Dessin d'un pompier face à une forêt qui s'embrase

Illustration réalisée par CONNECTAS. Utilisée avec autorisation.

Cet article a été rédigé par Grisha Vera et publié sur CONNECTAS le 13 février 2024. Une version éditée est republiée sur Global Voices dans le cadre d'un accord média.

« Il n'y a rien qui soit vraiment une catastrophe “naturelle”. La catastrophe est ce qui se produit parce que la société le permet… », déclare la journaliste états-unienne June Carolyn Erlick dans son livre Natural Disasters in Latin America (Catastrophes naturelles en Amérique latine).
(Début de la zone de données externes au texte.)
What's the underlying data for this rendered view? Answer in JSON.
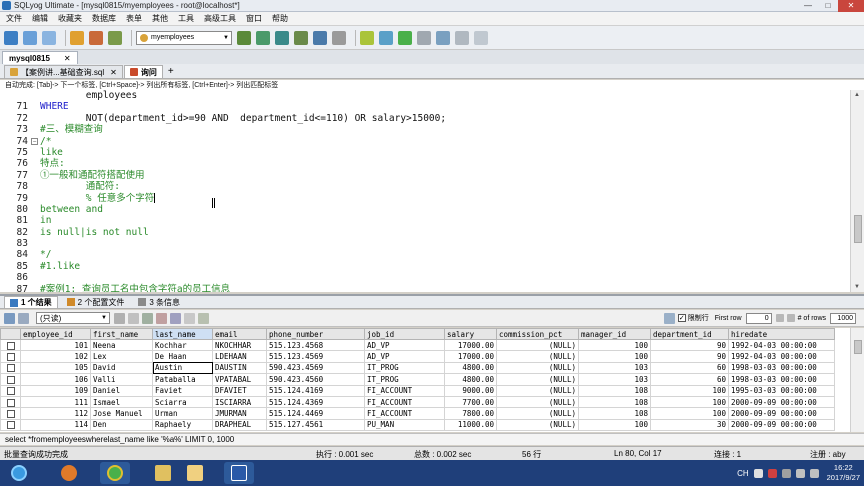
{
  "window": {
    "title": "SQLyog Ultimate - [mysql0815/myemployees - root@localhost*]",
    "min": "—",
    "max": "□",
    "close": "✕"
  },
  "menu": [
    "文件",
    "编辑",
    "收藏夹",
    "数据库",
    "表单",
    "其他",
    "工具",
    "高级工具",
    "窗口",
    "帮助"
  ],
  "toolbar": {
    "db_selected": "myemployees"
  },
  "connection": {
    "tab_label": "mysql0815",
    "close": "✕"
  },
  "query_tabs": [
    {
      "label": "【案例讲...基础查询.sql",
      "active": false
    },
    {
      "label": "询问",
      "active": true
    }
  ],
  "query_tab_close": "✕",
  "query_tab_add": "+",
  "hint": "自动完成: [Tab]-> 下一个标签, [Ctrl+Space]-> 列出所有标签, [Ctrl+Enter]-> 列出匹配标签",
  "editor": {
    "lines": [
      {
        "n": "",
        "text": "        employees",
        "cls": "tx"
      },
      {
        "n": "71",
        "text": "WHERE",
        "cls": "kw"
      },
      {
        "n": "72",
        "text": "        NOT(department_id>=90 AND  department_id<=110) OR salary>15000;",
        "cls": "tx"
      },
      {
        "n": "73",
        "text": "#三、模糊查询",
        "cls": "cm"
      },
      {
        "n": "74",
        "text": "/*",
        "cls": "cm"
      },
      {
        "n": "75",
        "text": "like",
        "cls": "cm"
      },
      {
        "n": "76",
        "text": "特点:",
        "cls": "cm"
      },
      {
        "n": "77",
        "text": "①一般和通配符搭配使用",
        "cls": "cm"
      },
      {
        "n": "78",
        "text": "        通配符:",
        "cls": "cm"
      },
      {
        "n": "79",
        "text": "        % 任意多个字符",
        "cls": "cm"
      },
      {
        "n": "80",
        "text": "between and",
        "cls": "cm"
      },
      {
        "n": "81",
        "text": "in",
        "cls": "cm"
      },
      {
        "n": "82",
        "text": "is null|is not null",
        "cls": "cm"
      },
      {
        "n": "83",
        "text": "",
        "cls": "cm"
      },
      {
        "n": "84",
        "text": "*/",
        "cls": "cm"
      },
      {
        "n": "85",
        "text": "#1.like",
        "cls": "cm"
      },
      {
        "n": "86",
        "text": "",
        "cls": "cm"
      },
      {
        "n": "87",
        "text": "#案例1: 查询员工名中包含字符a的员工信息",
        "cls": "cm"
      }
    ]
  },
  "result_tabs": [
    {
      "label": "1 个结果",
      "active": true
    },
    {
      "label": "2 个配置文件",
      "active": false
    },
    {
      "label": "3 条信息",
      "active": false
    }
  ],
  "grid_toolbar": {
    "mode": "(只读)",
    "limit_label": "限制行",
    "first_row_label": "First row",
    "first_row": "0",
    "rows_label": "# of rows",
    "rows": "1000"
  },
  "grid": {
    "columns": [
      "employee_id",
      "first_name",
      "last_name",
      "email",
      "phone_number",
      "job_id",
      "salary",
      "commission_pct",
      "manager_id",
      "department_id",
      "hiredate"
    ],
    "rows": [
      [
        "101",
        "Neena",
        "Kochhar",
        "NKOCHHAR",
        "515.123.4568",
        "AD_VP",
        "17000.00",
        "(NULL)",
        "100",
        "90",
        "1992-04-03 00:00:00"
      ],
      [
        "102",
        "Lex",
        "De Haan",
        "LDEHAAN",
        "515.123.4569",
        "AD_VP",
        "17000.00",
        "(NULL)",
        "100",
        "90",
        "1992-04-03 00:00:00"
      ],
      [
        "105",
        "David",
        "Austin",
        "DAUSTIN",
        "590.423.4569",
        "IT_PROG",
        "4800.00",
        "(NULL)",
        "103",
        "60",
        "1998-03-03 00:00:00"
      ],
      [
        "106",
        "Valli",
        "Pataballa",
        "VPATABAL",
        "590.423.4560",
        "IT_PROG",
        "4800.00",
        "(NULL)",
        "103",
        "60",
        "1998-03-03 00:00:00"
      ],
      [
        "109",
        "Daniel",
        "Faviet",
        "DFAVIET",
        "515.124.4169",
        "FI_ACCOUNT",
        "9000.00",
        "(NULL)",
        "108",
        "100",
        "1995-03-03 00:00:00"
      ],
      [
        "111",
        "Ismael",
        "Sciarra",
        "ISCIARRA",
        "515.124.4369",
        "FI_ACCOUNT",
        "7700.00",
        "(NULL)",
        "108",
        "100",
        "2000-09-09 00:00:00"
      ],
      [
        "112",
        "Jose Manuel",
        "Urman",
        "JMURMAN",
        "515.124.4469",
        "FI_ACCOUNT",
        "7800.00",
        "(NULL)",
        "108",
        "100",
        "2000-09-09 00:00:00"
      ],
      [
        "114",
        "Den",
        "Raphaely",
        "DRAPHEAL",
        "515.127.4561",
        "PU_MAN",
        "11000.00",
        "(NULL)",
        "100",
        "30",
        "2000-09-09 00:00:00"
      ]
    ]
  },
  "sql_bar": "select *fromemployeeswherelast_name like '%a%' LIMIT 0, 1000",
  "status": {
    "left": "批量查询成功完成",
    "exec": "执行 : 0.001 sec",
    "total": "总数 : 0.002 sec",
    "rows": "56 行",
    "pos": "Ln 80, Col 17",
    "conn": "连接 : 1",
    "reg": "注册 : aby"
  },
  "tray": {
    "lang": "CH",
    "time": "16:22",
    "date": "2017/9/27"
  }
}
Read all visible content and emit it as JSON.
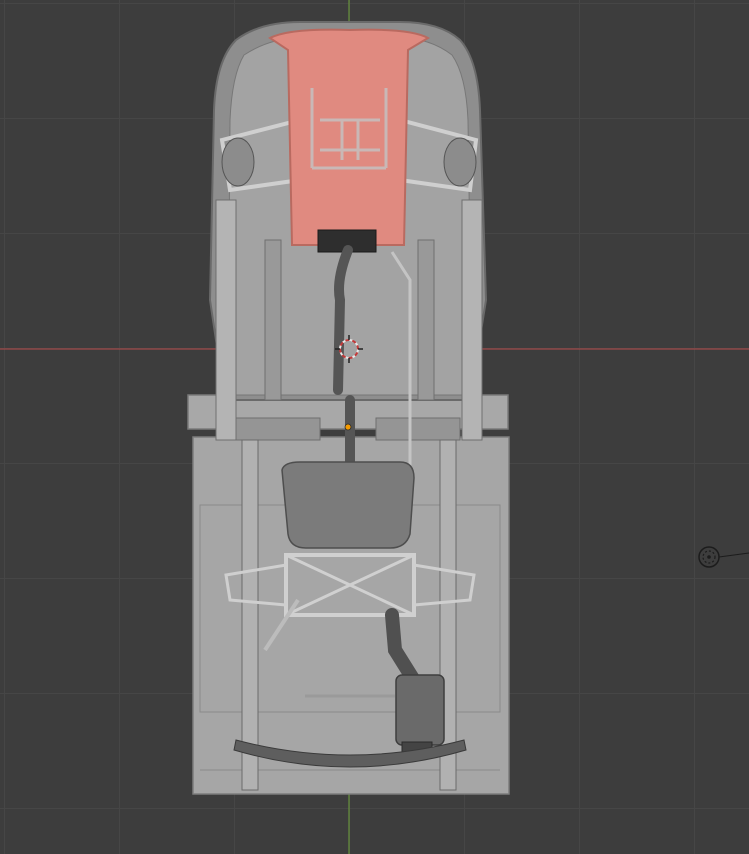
{
  "viewport": {
    "mode": "top-orthographic",
    "grid": true,
    "background_color": "#3d3d3d",
    "grid_color": "#464646",
    "x_axis_color": "#b54a4a",
    "y_axis_color": "#6ea33a"
  },
  "scene": {
    "objects": [
      {
        "name": "chassis-frame",
        "selected": false,
        "color": "#9a9a9a"
      },
      {
        "name": "floor-pan",
        "selected": false,
        "color": "#a6a6a6"
      },
      {
        "name": "engine-cover",
        "selected": true,
        "color": "#e08a80"
      },
      {
        "name": "fuel-tank",
        "selected": false,
        "color": "#7b7b7b"
      },
      {
        "name": "exhaust-system",
        "selected": false,
        "color": "#6d6d6d"
      },
      {
        "name": "front-suspension",
        "selected": false,
        "color": "#b8b8b8"
      },
      {
        "name": "rear-suspension",
        "selected": false,
        "color": "#b8b8b8"
      },
      {
        "name": "muffler",
        "selected": false,
        "color": "#6a6a6a"
      }
    ]
  },
  "gizmos": {
    "cursor_3d": "3d-cursor-icon",
    "origin": "object-origin-icon",
    "light": "light-icon"
  }
}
Les récents incendies à Valparaiso, dans le centre-sud du Chili, ont tué 132 personnes et laissé des milliers de familles sans toit. Plusieurs autorités, dont le président Gabriel Boric, ont déclaré que les incendies avaient été provoqués : « Qu'ils sachent que quiconque est surpris en train d'allumer un feu et de déclencher la tragédie que nous avons connue, nous le chercherons partout et tout le poids de la loi s'abattra sur lui, en plus de la répudiation de toute une société, car ce qu'ils ont causé est incommensurable », a déclaré Boric depuis Viña del Mar après la catastrophe.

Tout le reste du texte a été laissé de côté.